Paterson's sudden look of alarm spooked O'Dell. “Did you hear something?” he asked, genuinely frightened. Just being found here, with the drugs and the movies, would ruin his career. Nobody was going to sponsor a children's television show hosted by an actor arrested for drugs and kiddie porn.

I must be crazy, coming here, he thought. In the future, he would make arrangements to meet somewhere. Or maybe there oughtn't to be a future. He had half a dozen movies, surely he didn't need more. What more was there to see?

Except—a new face, a different body. A new fantasy. That was what it was, yes. He lived in a world of fantasies, they were his stock in trade, that was what excited him, not the reality. He would never really do what Paterson suggested. That was sick. He only wanted to watch, not even in the flesh, but at a remove, on his television screen. That was the difference between him and them.

Paterson shook his head and looked calmer, but there was an underlying anxiety that didn't quite leave his eyes. “Nah. I just like keeping an ear tuned, is all.”

“I'd better go.” This time O'Dell did get up, a little too quickly. He patted the pocket with the DVD in it, slipped his hat on his head and the dark glasses over his eyes. “I'll let myself out.”
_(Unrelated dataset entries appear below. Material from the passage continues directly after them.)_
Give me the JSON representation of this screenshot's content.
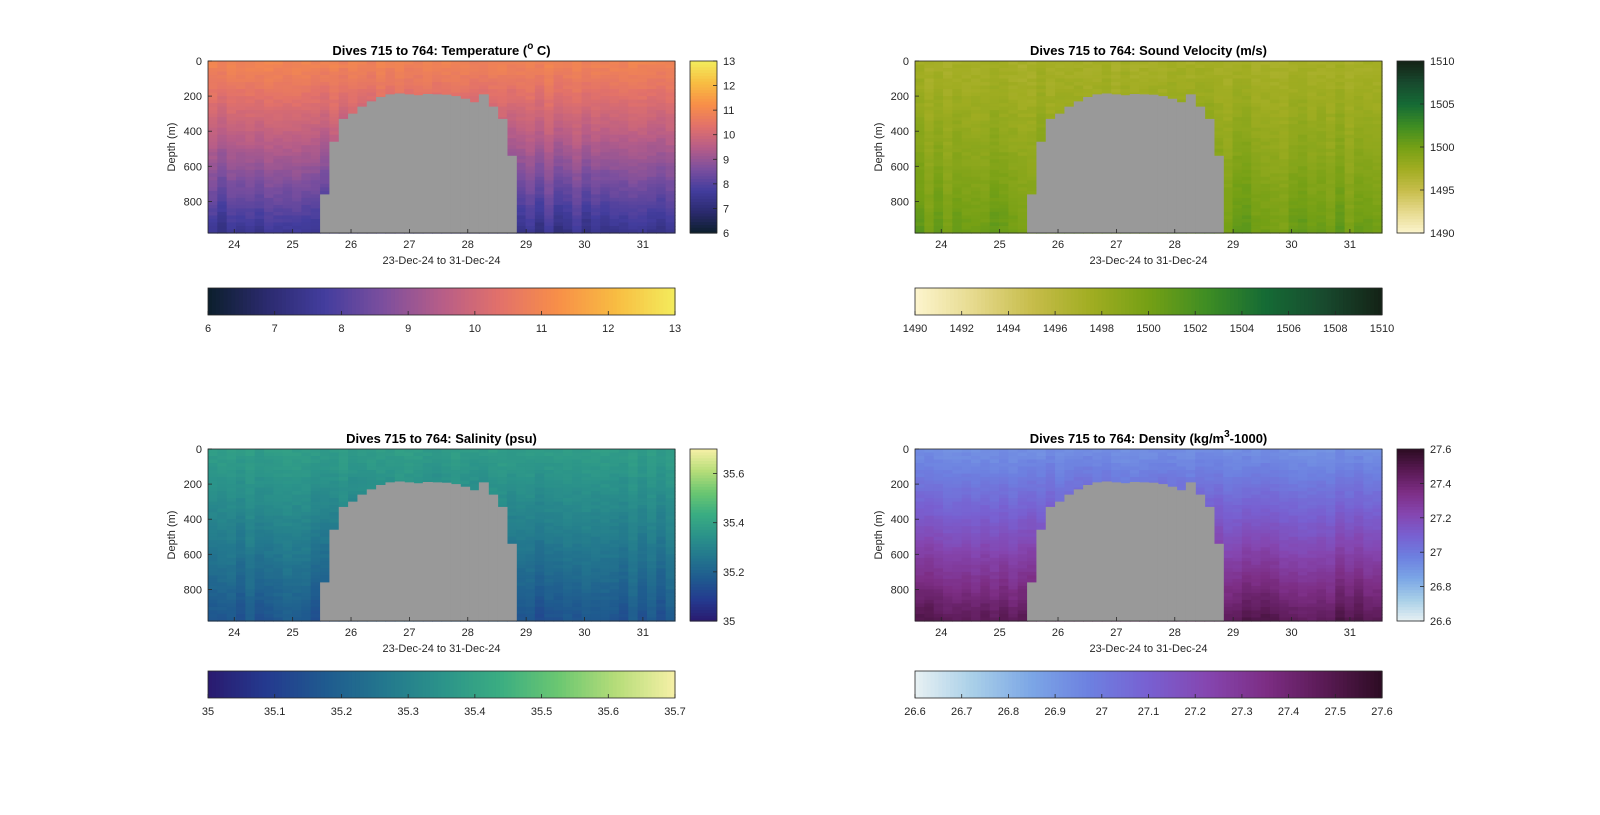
{
  "figure": {
    "background": "#ffffff"
  },
  "chart_data": [
    {
      "type": "heatmap",
      "id": "temperature",
      "title_main": "Dives 715 to 764: Temperature (",
      "title_sup": "o",
      "title_tail": " C)",
      "xlabel": "23-Dec-24 to 31-Dec-24",
      "ylabel": "Depth (m)",
      "xticks": [
        "24",
        "25",
        "26",
        "27",
        "28",
        "29",
        "30",
        "31"
      ],
      "xlim": [
        23.55,
        31.55
      ],
      "yticks": [
        "0",
        "200",
        "400",
        "600",
        "800"
      ],
      "ylim": [
        0,
        980
      ],
      "y_reversed": true,
      "clim": [
        6,
        13
      ],
      "cbar_vert_ticks": [
        "6",
        "7",
        "8",
        "9",
        "10",
        "11",
        "12",
        "13"
      ],
      "cbar_horiz_ticks": [
        "6",
        "7",
        "8",
        "9",
        "10",
        "11",
        "12",
        "13"
      ],
      "colormap": [
        "#0c1f2c",
        "#2b2a6e",
        "#433d9e",
        "#7c4f9e",
        "#b75d88",
        "#e2716a",
        "#f88f48",
        "#f8bd42",
        "#f3ec5c"
      ],
      "surface_value": 10.9,
      "deep_value": 7.4,
      "nodata_color": "#999999"
    },
    {
      "type": "heatmap",
      "id": "sound-velocity",
      "title_main": "Dives 715 to 764: Sound Velocity (m/s)",
      "title_sup": "",
      "title_tail": "",
      "xlabel": "23-Dec-24 to 31-Dec-24",
      "ylabel": "Depth (m)",
      "xticks": [
        "24",
        "25",
        "26",
        "27",
        "28",
        "29",
        "30",
        "31"
      ],
      "xlim": [
        23.55,
        31.55
      ],
      "yticks": [
        "0",
        "200",
        "400",
        "600",
        "800"
      ],
      "ylim": [
        0,
        980
      ],
      "y_reversed": true,
      "clim": [
        1490,
        1510
      ],
      "cbar_vert_ticks": [
        "1490",
        "1495",
        "1500",
        "1505",
        "1510"
      ],
      "cbar_horiz_ticks": [
        "1490",
        "1492",
        "1494",
        "1496",
        "1498",
        "1500",
        "1502",
        "1504",
        "1506",
        "1508",
        "1510"
      ],
      "colormap": [
        "#fdf5ce",
        "#e6da8e",
        "#c7bd4b",
        "#a1ad22",
        "#75a015",
        "#3e8d23",
        "#156b35",
        "#184a2e",
        "#142216"
      ],
      "surface_value": 1497.2,
      "deep_value": 1500.5,
      "nodata_color": "#999999"
    },
    {
      "type": "heatmap",
      "id": "salinity",
      "title_main": "Dives 715 to 764: Salinity (psu)",
      "title_sup": "",
      "title_tail": "",
      "xlabel": "23-Dec-24 to 31-Dec-24",
      "ylabel": "Depth (m)",
      "xticks": [
        "24",
        "25",
        "26",
        "27",
        "28",
        "29",
        "30",
        "31"
      ],
      "xlim": [
        23.55,
        31.55
      ],
      "yticks": [
        "0",
        "200",
        "400",
        "600",
        "800"
      ],
      "ylim": [
        0,
        980
      ],
      "y_reversed": true,
      "clim": [
        35,
        35.7
      ],
      "cbar_vert_ticks": [
        "35",
        "35.2",
        "35.4",
        "35.6"
      ],
      "cbar_vert_values": [
        35,
        35.2,
        35.4,
        35.6
      ],
      "cbar_horiz_ticks": [
        "35",
        "35.1",
        "35.2",
        "35.3",
        "35.4",
        "35.5",
        "35.6",
        "35.7"
      ],
      "colormap": [
        "#2a1a6f",
        "#243a8f",
        "#1f5a8f",
        "#23778e",
        "#2b938a",
        "#3aad82",
        "#6bc771",
        "#b6dd79",
        "#f6f0a6"
      ],
      "surface_value": 35.38,
      "deep_value": 35.16,
      "nodata_color": "#999999"
    },
    {
      "type": "heatmap",
      "id": "density",
      "title_main": "Dives 715 to 764: Density (kg/m",
      "title_sup": "3",
      "title_tail": "-1000)",
      "xlabel": "23-Dec-24 to 31-Dec-24",
      "ylabel": "Depth (m)",
      "xticks": [
        "24",
        "25",
        "26",
        "27",
        "28",
        "29",
        "30",
        "31"
      ],
      "xlim": [
        23.55,
        31.55
      ],
      "yticks": [
        "0",
        "200",
        "400",
        "600",
        "800"
      ],
      "ylim": [
        0,
        980
      ],
      "y_reversed": true,
      "clim": [
        26.6,
        27.6
      ],
      "cbar_vert_ticks": [
        "26.6",
        "26.8",
        "27",
        "27.2",
        "27.4",
        "27.6"
      ],
      "cbar_horiz_ticks": [
        "26.6",
        "26.7",
        "26.8",
        "26.9",
        "27",
        "27.1",
        "27.2",
        "27.3",
        "27.4",
        "27.5",
        "27.6"
      ],
      "colormap": [
        "#e8f1f3",
        "#a8cfe8",
        "#7ba6e6",
        "#6d80e0",
        "#7860d1",
        "#8546b0",
        "#7d2e85",
        "#5a1a55",
        "#2d0c23"
      ],
      "surface_value": 26.93,
      "deep_value": 27.48,
      "nodata_color": "#999999"
    }
  ]
}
When the door had closed behind him, Paterson strode quickly across to lock it “I'll let myself out,” he mimicked in a falsetto voice. “Pansy.”
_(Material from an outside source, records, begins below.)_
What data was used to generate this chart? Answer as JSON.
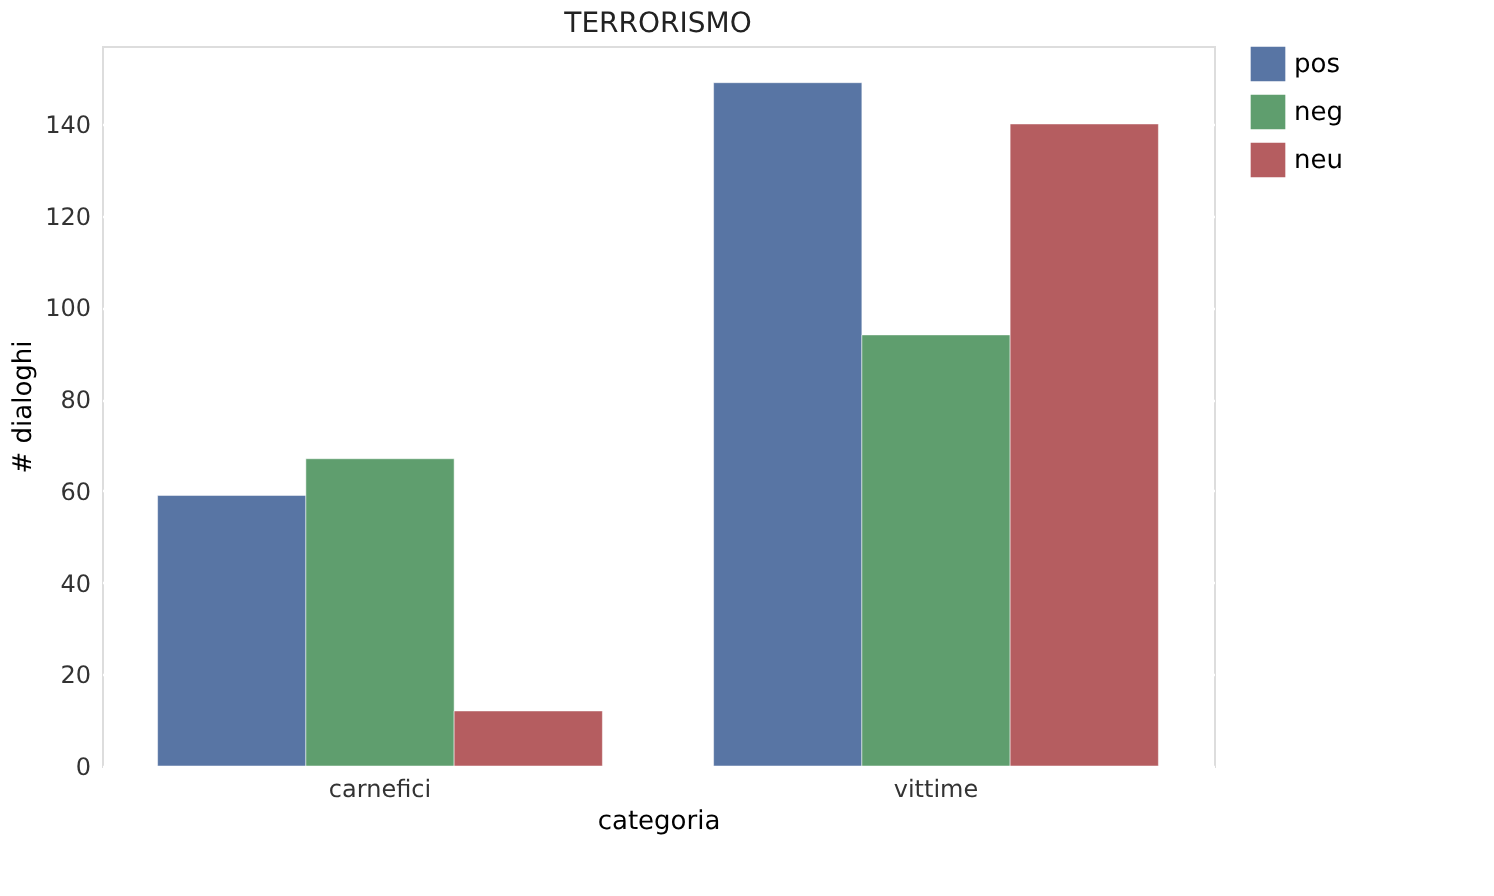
{
  "chart_data": {
    "type": "bar",
    "title": "TERRORISMO",
    "xlabel": "categoria",
    "ylabel": "# dialoghi",
    "categories": [
      "carnefici",
      "vittime"
    ],
    "series": [
      {
        "name": "pos",
        "color": "#5875a4",
        "values": [
          59,
          149
        ]
      },
      {
        "name": "neg",
        "color": "#5f9e6e",
        "values": [
          67,
          94
        ]
      },
      {
        "name": "neu",
        "color": "#b55d60",
        "values": [
          12,
          140
        ]
      }
    ],
    "ylim": [
      0,
      157
    ],
    "yticks": [
      0,
      20,
      40,
      60,
      80,
      100,
      120,
      140
    ],
    "grid": "y",
    "legend": "top right"
  }
}
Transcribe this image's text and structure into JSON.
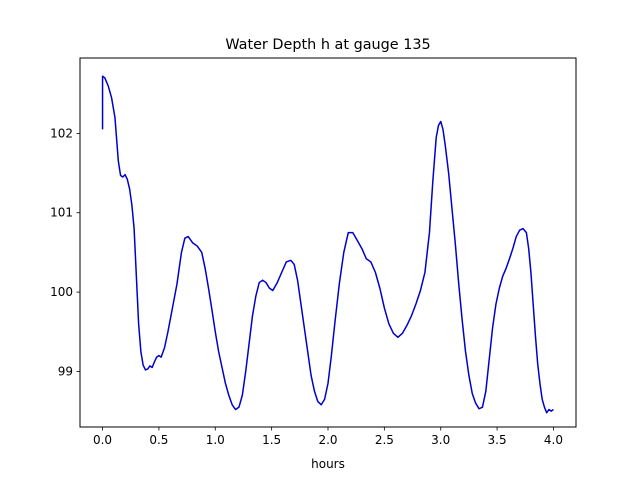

Colley took a long sip of his beer. “You know, Trash,” he said speaking slowly, “There was one of those kids at least didn't have any fun.”

Paterson wheeled on him. “What are you talking about? You bringing that up again?” He grabbed an ashtray off a table and flung it at Colley, ashes and cigarette butts leaving a trail across the dirty carpet. The glass ashtray caught Colley on the shoulder.

“Ouch, damn it, Trash, that hurt.”

“Don't you be throwing that business up to me,” Paterson railed at him, “You know damn well it wasn't my fault what happened.”

Colley wilted in the face of his harangue. “You're right, Trash.” He rubbed his bruised arm meekly.

“Listen, you don't like what we're doing, you just take your butt out that door, you go on and quit right this minute. Maybe prissy little TV host will give you a job.”

“I didn't say I wanted to quit, Trash.” Colley's voice had become a whine.

“Cause there's plenty of guys would like to be getting what you're getting and get paid for it too,” Paterson said, pacing back and forth in long, quick strides.

“Shit, I know that, I wasn't complaining.”

“Well, don't you be, and don't you be talking about her, it wasn't my fault. Damn, that makes me sore.”

“I'm sorry, Trash, I didn't mean nothing, I was just running my mouth, you know what I'm like. I'm not as smart as you.”

“You got that right,” Paterson said more calmly, mollified. “And don't you forget it either.”

Colley clamped his lips tightly together and turned on the TV news. Paterson was about to tell him to turn the damned thing off when he remembered something: a man on the television screen, not this man, another one, working his yap about something: the Mid East maybe, blah, blah, blah.

TV. Shit, that was it. That was where he had seen the bitch's boyfriend, the man he had seen in the sack with her. He was some kind of news reporter.